01Summary
Powerful equestrian buffalo hunters who controlled the high plains north and west of Fort Laramie. The 1851 Treaty of Fort Laramie tried to formalise safe passage in exchange for annuities, and both sides soon accused the other of breaking it. The trail's pressure on the buffalo herds was a major driver of the conflict that followed.
02History
The Lakota are the western division of the Sioux people, alongside the Eastern Dakota (Santee) and Western Dakota, and together the three divisions form the Očhéthi Šakówiŋ, the Seven Council Fires. By the 1820s the Lakota had completed a century-long migration from the Great Lakes onto the high plains and become one of the dominant powers of the buffalo country, organised into seven sub-bands of their own: Oglála, Sičáŋǧu (Brulé), Húŋkpapȟa, Mnikȟówožu, Itázipčho (Sans Arc), Sihásapa, and Oóhenuŋpa.
Through the 1840s most Lakota and emigrant contact was peaceful trade at Fort Laramie. Emigrants bought moccasins, robes, and dried meat, and Lakota traders took sugar, coffee, and brass kettles in return. The trail itself, though, was a slow disaster. Wagons cropped the grass, killed the buffalo for sport, and brought cholera. The 1851 Treaty of Fort Laramie tried to fix territorial boundaries and grant the U.S. safe passage in exchange for $50,000 a year in annuities. The terms eroded almost at once.

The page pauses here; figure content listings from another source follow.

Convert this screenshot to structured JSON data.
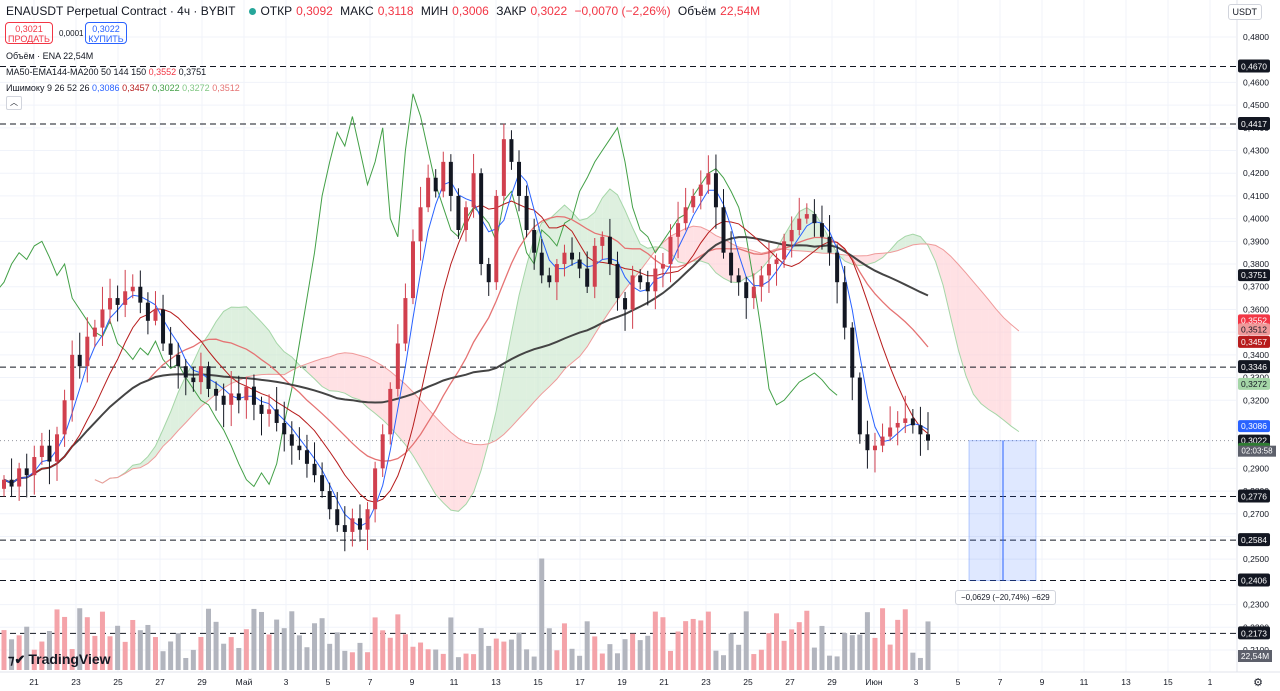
{
  "legend": {
    "symbol": "ENAUSDT Perpetual Contract · 4ч · BYBIT",
    "open_key": "ОТКР",
    "open_val": "0,3092",
    "high_key": "МАКС",
    "high_val": "0,3118",
    "low_key": "МИН",
    "low_val": "0,3006",
    "close_key": "ЗАКР",
    "close_val": "0,3022",
    "change": "−0,0070 (−2,26%)",
    "volume_key": "Объём",
    "volume_val": "22,54M"
  },
  "trade": {
    "sell_price": "0,3021",
    "sell_label": "ПРОДАТЬ",
    "spread": "0,0001",
    "buy_price": "0,3022",
    "buy_label": "КУПИТЬ"
  },
  "indicators": {
    "volume": "Объём · ENA   22,54M",
    "ma_label": "MA50-EMA144-MA200 50 144 150",
    "ma_v1": "0,3552",
    "ma_v2": "0,3751",
    "ichimoku_label": "Ишимоку 9 26 52 26",
    "ich_v1": "0,3086",
    "ich_v2": "0,3457",
    "ich_v3": "0,3022",
    "ich_v4": "0,3272",
    "ich_v5": "0,3512"
  },
  "currency": "USDT",
  "logo": "TradingView",
  "collapse_icon": "chevron-up-icon",
  "measure": "−0,0629 (−20,74%) −629",
  "colors": {
    "up": "#d1404e",
    "down": "#131722",
    "tenkan": "#2962ff",
    "kijun": "#b71c1c",
    "chikou": "#43a047",
    "ma": "#e57373",
    "ma200": "#444444",
    "cloud_bull": "#c8e6c9",
    "cloud_bear": "#ffcdd2"
  },
  "chart_data": {
    "type": "candlestick",
    "y_axis_ticks": [
      "0,4800",
      "0,4600",
      "0,4500",
      "0,4400",
      "0,4300",
      "0,4200",
      "0,4100",
      "0,4000",
      "0,3900",
      "0,3800",
      "0,3700",
      "0,3600",
      "0,3500",
      "0,3400",
      "0,3300",
      "0,3200",
      "0,2900",
      "0,2800",
      "0,2700",
      "0,2600",
      "0,2500",
      "0,2300",
      "0,2200",
      "0,2100"
    ],
    "y_tick_values": [
      0.48,
      0.46,
      0.45,
      0.44,
      0.43,
      0.42,
      0.41,
      0.4,
      0.39,
      0.38,
      0.37,
      0.36,
      0.35,
      0.34,
      0.33,
      0.32,
      0.29,
      0.28,
      0.27,
      0.26,
      0.25,
      0.23,
      0.22,
      0.21
    ],
    "x_axis_ticks": [
      "21",
      "23",
      "25",
      "27",
      "29",
      "Май",
      "3",
      "5",
      "7",
      "9",
      "11",
      "13",
      "15",
      "17",
      "19",
      "21",
      "23",
      "25",
      "27",
      "29",
      "Июн",
      "3",
      "5",
      "7",
      "9",
      "11",
      "13",
      "15",
      "1"
    ],
    "horizontal_levels": [
      {
        "value": 0.467,
        "label": "0,4670"
      },
      {
        "value": 0.4417,
        "label": "0,4417"
      },
      {
        "value": 0.3346,
        "label": "0,3346"
      },
      {
        "value": 0.2776,
        "label": "0,2776"
      },
      {
        "value": 0.2584,
        "label": "0,2584"
      },
      {
        "value": 0.2406,
        "label": "0,2406"
      },
      {
        "value": 0.2173,
        "label": "0,2173"
      }
    ],
    "price_tags": [
      {
        "value": 0.3751,
        "label": "0,3751",
        "bg": "#131722",
        "fg": "#ffffff"
      },
      {
        "value": 0.3552,
        "label": "0,3552",
        "bg": "#f23645",
        "fg": "#ffffff"
      },
      {
        "value": 0.3512,
        "label": "0,3512",
        "bg": "#ef9a9a",
        "fg": "#131722"
      },
      {
        "value": 0.3457,
        "label": "0,3457",
        "bg": "#b71c1c",
        "fg": "#ffffff"
      },
      {
        "value": 0.3272,
        "label": "0,3272",
        "bg": "#a5d6a7",
        "fg": "#131722"
      },
      {
        "value": 0.3086,
        "label": "0,3086",
        "bg": "#2962ff",
        "fg": "#ffffff"
      },
      {
        "value": 0.3022,
        "label": "0,3022",
        "bg": "#131722",
        "fg": "#ffffff"
      },
      {
        "value": 0.2986,
        "label": "0,3022",
        "bg": "#2e7d32",
        "fg": "#ffffff"
      }
    ],
    "countdown": "02:03:58",
    "volume_tag": "22,54M",
    "closes": [
      0.285,
      0.282,
      0.29,
      0.287,
      0.295,
      0.3,
      0.293,
      0.305,
      0.32,
      0.34,
      0.335,
      0.348,
      0.352,
      0.36,
      0.365,
      0.362,
      0.368,
      0.37,
      0.363,
      0.355,
      0.36,
      0.345,
      0.34,
      0.335,
      0.33,
      0.328,
      0.335,
      0.325,
      0.322,
      0.318,
      0.323,
      0.32,
      0.326,
      0.318,
      0.314,
      0.316,
      0.31,
      0.305,
      0.3,
      0.298,
      0.292,
      0.287,
      0.28,
      0.272,
      0.265,
      0.262,
      0.268,
      0.263,
      0.272,
      0.29,
      0.305,
      0.325,
      0.345,
      0.365,
      0.39,
      0.405,
      0.418,
      0.412,
      0.425,
      0.41,
      0.395,
      0.405,
      0.42,
      0.38,
      0.372,
      0.41,
      0.435,
      0.425,
      0.41,
      0.395,
      0.385,
      0.375,
      0.372,
      0.38,
      0.385,
      0.382,
      0.378,
      0.37,
      0.388,
      0.392,
      0.38,
      0.365,
      0.36,
      0.375,
      0.372,
      0.368,
      0.378,
      0.38,
      0.392,
      0.398,
      0.405,
      0.41,
      0.415,
      0.42,
      0.405,
      0.385,
      0.375,
      0.372,
      0.365,
      0.37,
      0.375,
      0.38,
      0.382,
      0.39,
      0.395,
      0.4,
      0.402,
      0.398,
      0.392,
      0.385,
      0.372,
      0.352,
      0.33,
      0.305,
      0.298,
      0.3,
      0.304,
      0.308,
      0.31,
      0.312,
      0.309,
      0.305,
      0.3022
    ]
  }
}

The 1854 Grattan affair near Fort Laramie, when a 24-year-old U.S. Army lieutenant ordered his small detachment to fire on a Lakota camp over a slaughtered cow, set off the first U.S.-Lakota war. Red Cloud's War (1866-68), the war for the Black Hills (1876-77), and Wounded Knee (1890) followed across the next four decades.
03Notable leaders
- Red Cloud (Maȟpíya Lúta)Oglála war leader, c. 1822-1909, who forced the U.S. to abandon the Bozeman Trail forts in 1868.
- Sitting Bull (Tȟatȟáŋka Íyotake)Húŋkpapȟa holy man and chief, c. 1831-1890, who united the Lakota in resistance through the Black Hills War.
- Crazy Horse (Tȟašúŋke Witkó)Oglála war chief, c. 1840-1877, who led one of the main attacks that destroyed Custer's column at the Little Bighorn.
04Today
Modern Lakota communities are concentrated on five reservations in South Dakota and one each in North Dakota, Nebraska, and Montana. The Pine Ridge, Rosebud, Cheyenne River, Standing Rock, and Lower Brulé reservations together cover about 8 million acres.